Based on the hold‑out resampling, regression was hardest to predict at Lightness = dark and Saturation = bright, and easiest at Lightness = light and Saturation = gray; similarly, classification accuracy was lowest at Lightness = soft and Saturation = shaded, and highest at Lightness = light, light, midtone, saturated, saturated and Saturation = bright, pure, bright, bright, muted.

Part ivC: Prediction insights

#------------------------------------------------------------------------------#
#  Setup
#------------------------------------------------------------------------------#
library(dplyr)
library(tidyr)
library(ggplot2)
library(boot)        # for logit()
library(viridis)     # for scale_fill_viridis_c()
## Loading required package: viridisLite
## 
## Attaching package: 'viridis'
## The following object is masked from 'package:scales':
## 
##     viridis_pal
# assume paint_data, lm7, glm7, hardest_reg, easiest_reg, hardest_cls, easiest_cls 
# are already in your environment

#------------------------------------------------------------------------------#
#  1) Build grid over R & G
#------------------------------------------------------------------------------#
grid_RG_surface <- function(model, combo, is_class = FALSE) {
  R_seq <- seq(min(paint_data$R), max(paint_data$R), length.out = 101)
  G_seq <- seq(min(paint_data$G), max(paint_data$G), length.out = 101)
  
  newdata <- expand.grid(
    R          = R_seq,
    G          = G_seq,
    B          = mean(paint_data$B),
    Hue        = mean(paint_data$Hue),
    Saturation = combo$Saturation,
    Lightness  = combo$Lightness,
    stringsAsFactors = FALSE
  ) %>%
    mutate(
      Saturation = factor(Saturation, levels = levels(paint_data$Saturation)),
      Lightness  = factor(Lightness,  levels = levels(paint_data$Lightness))
    )
  
  if (!is_class) {
    # regression: model was trained on y = logit(response/100)
    newdata$z <- predict(model, newdata)
  } else {
    # classification: get P(event)
    newdata$z <- predict(model, newdata, type = "response")
  }
  
  newdata
}

#------------------------------------------------------------------------------#
#  2) Build the four surfaces
#------------------------------------------------------------------------------#
grid_reg_hard  <- grid_RG_surface(lm7,  hardest_reg[1,], is_class = FALSE)
grid_reg_easy  <- grid_RG_surface(lm7,  easiest_reg[1,], is_class = FALSE)
grid_class_hard<- grid_RG_surface(glm7, hardest_cls[1,],  is_class = TRUE)
grid_class_easy<- grid_RG_surface(glm7, easiest_cls[1,],  is_class = TRUE)
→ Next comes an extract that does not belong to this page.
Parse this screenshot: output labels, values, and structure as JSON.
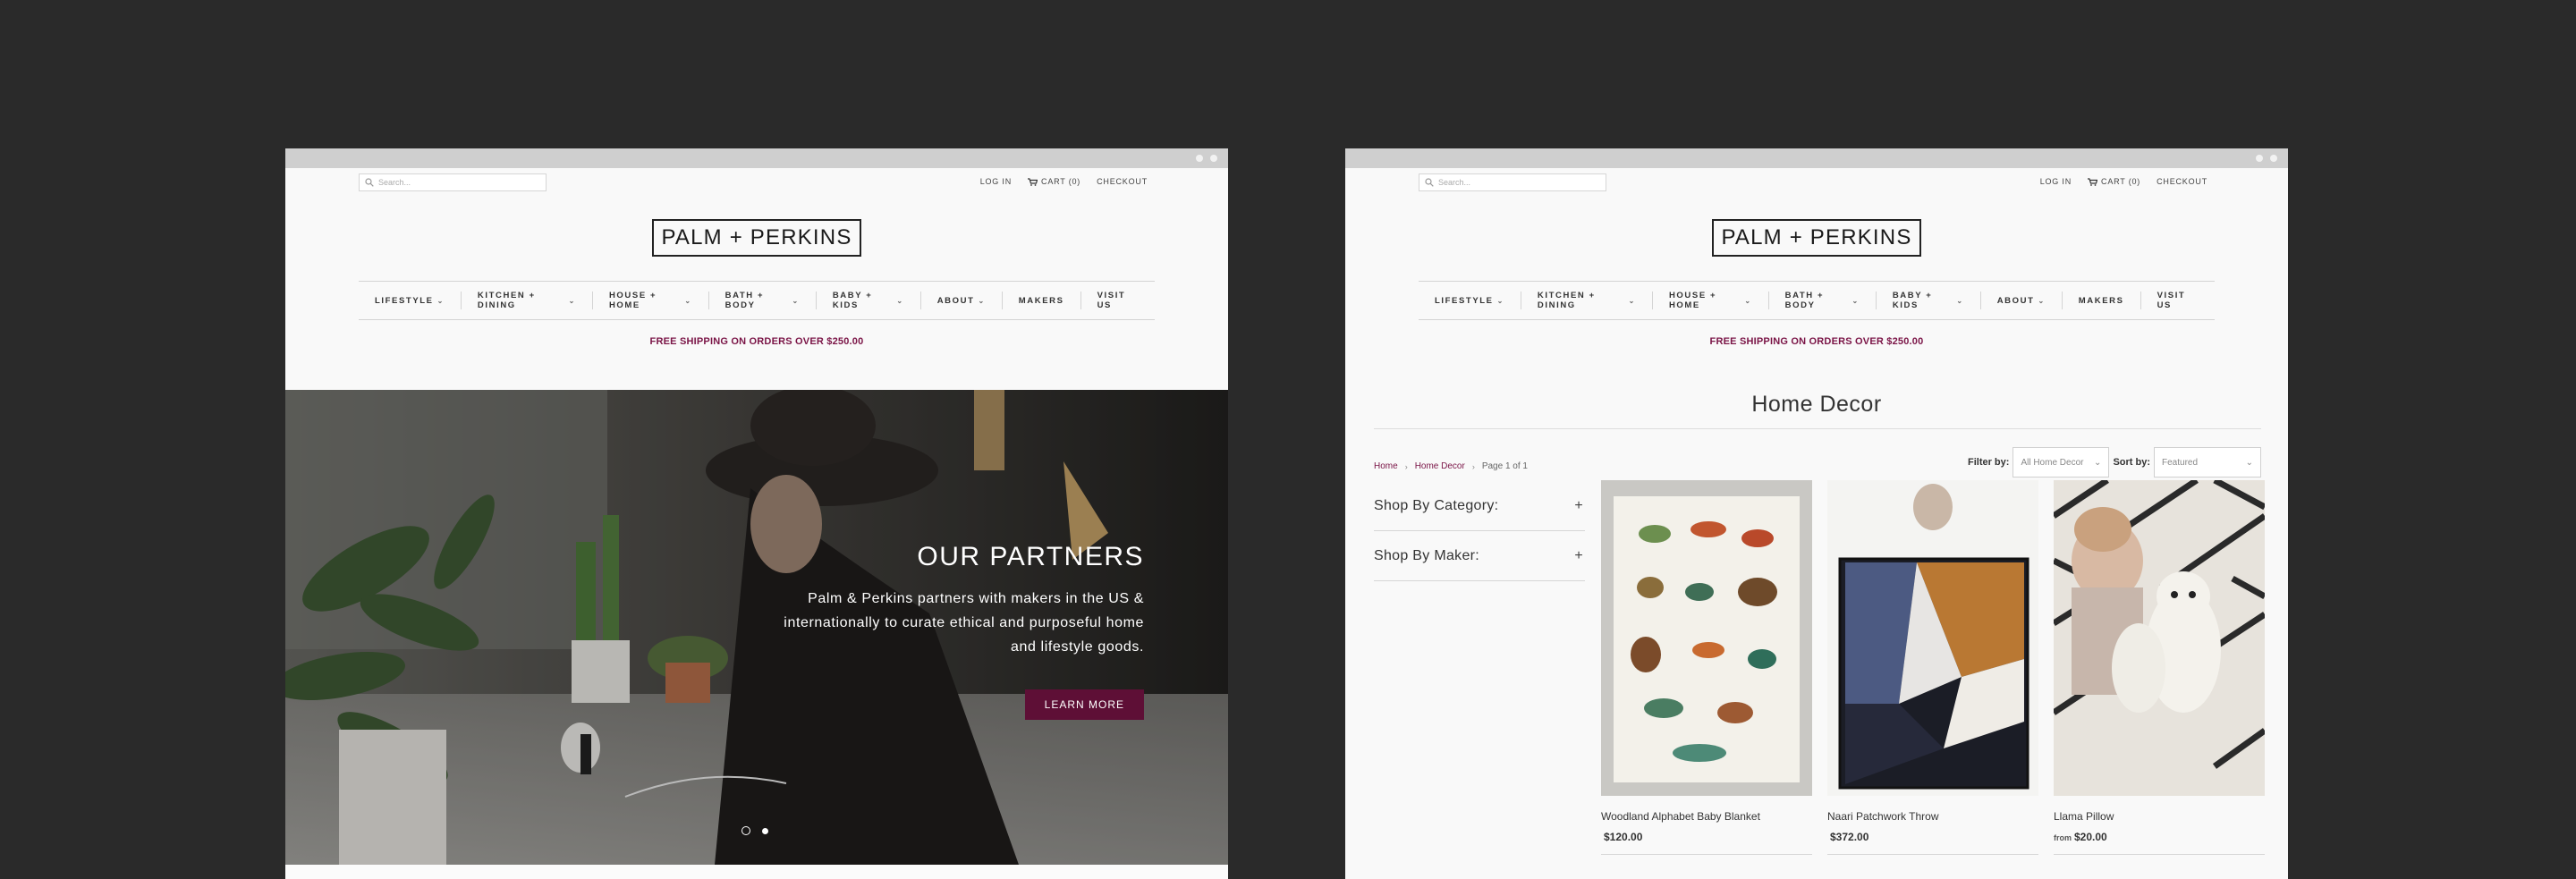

#------------------------------------------------------------------------------#
#  3) Plot each surface individually
#------------------------------------------------------------------------------#

# Regression – Hardest
ggplot(grid_reg_hard, aes(x = R, y = G, fill = z)) +
  geom_raster() +
  scale_fill_viridis_c() +
  labs(
    title = "Regression – Hardest Combination",
    x     = "R",
    y     = "G",
    fill  = "Logit(Y)"
  ) +
  theme_minimal()

# Regression – Easiest
ggplot(grid_reg_easy, aes(x = R, y = G, fill = z)) +
  geom_raster() +
  scale_fill_viridis_c() +
  labs(
    title = "Regression – Easiest Combination",
    x     = "R",
    y     = "G",
    fill  = "Logit(Y)"
  ) +
  theme_minimal()

# Classification – Hardest
ggplot(grid_class_hard, aes(x = R, y = G, fill = z)) +
  geom_raster() +
  scale_fill_viridis_c() +
  labs(
    title = "Classification – Hardest Combination",
    x     = "R",
    y     = "G",
    fill  = "Event Probability"
  ) +
  theme_minimal()

# Classification – Easiest
ggplot(grid_class_easy, aes(x = R, y = G, fill = z)) +
  geom_raster() +
  scale_fill_viridis_c() +
  labs(
    title = "Classification – Easiest Combination",
    x     = "R",
    y     = "G",
    fill  = "Event Probability"
  ) +
  theme_minimal()

What conclusions can you draw from your surface plots? In the regression task, both the hardest and easiest combinations exhibit a generally positive relationship between Red (R), Green (G), and the logit-transformed response. However, the dynamic range in the easiest combination is notably broader, with values spanning from below -4 to above 1. This suggests that the model is more sensitive and confident in its predictions for the easiest combination, while the hardest combination shows a flattened response surface, indicating weaker signal and less variation in the predicted logit(Y). In the classification task, the easiest combination shows a well-defined and gradual transition between low and high event probabilities, forming a clean decision boundary. In contrast, the hardest classification combination displays a sharper and more abrupt boundary, with high event probabilities collapsing quickly to zero. This sharp transition indicates model instability and lower confidence in predictions in that region, likely due to limited data or overlapping features.

Are the trends different between the hardest and easiest combinations? Yes, the trends differ in both regression and classification tasks. In regression, the direction of the trend (higher R/G leading to higher logit(Y)) is similar across both combinations. However, the amplitude and curvature differ: the easiest combination yields a much wider prediction scale and steeper gradients, while the hardest combination is smoother and compressed, reflecting lower predictive confidence and signal strength. In classification, the difference is even more pronounced. The easiest combination forms a smooth gradient of increasing probability, while the hardest combination forms a narrow decision band, almost binary in nature, where minor shifts in R and G cause dramatic changes in predicted probability. This points to greater model uncertainty and poorer generalization in that region.

saveRDS(lm7,  "best_regression_model.rds")
saveRDS(glm7, "best_classification_model.rds")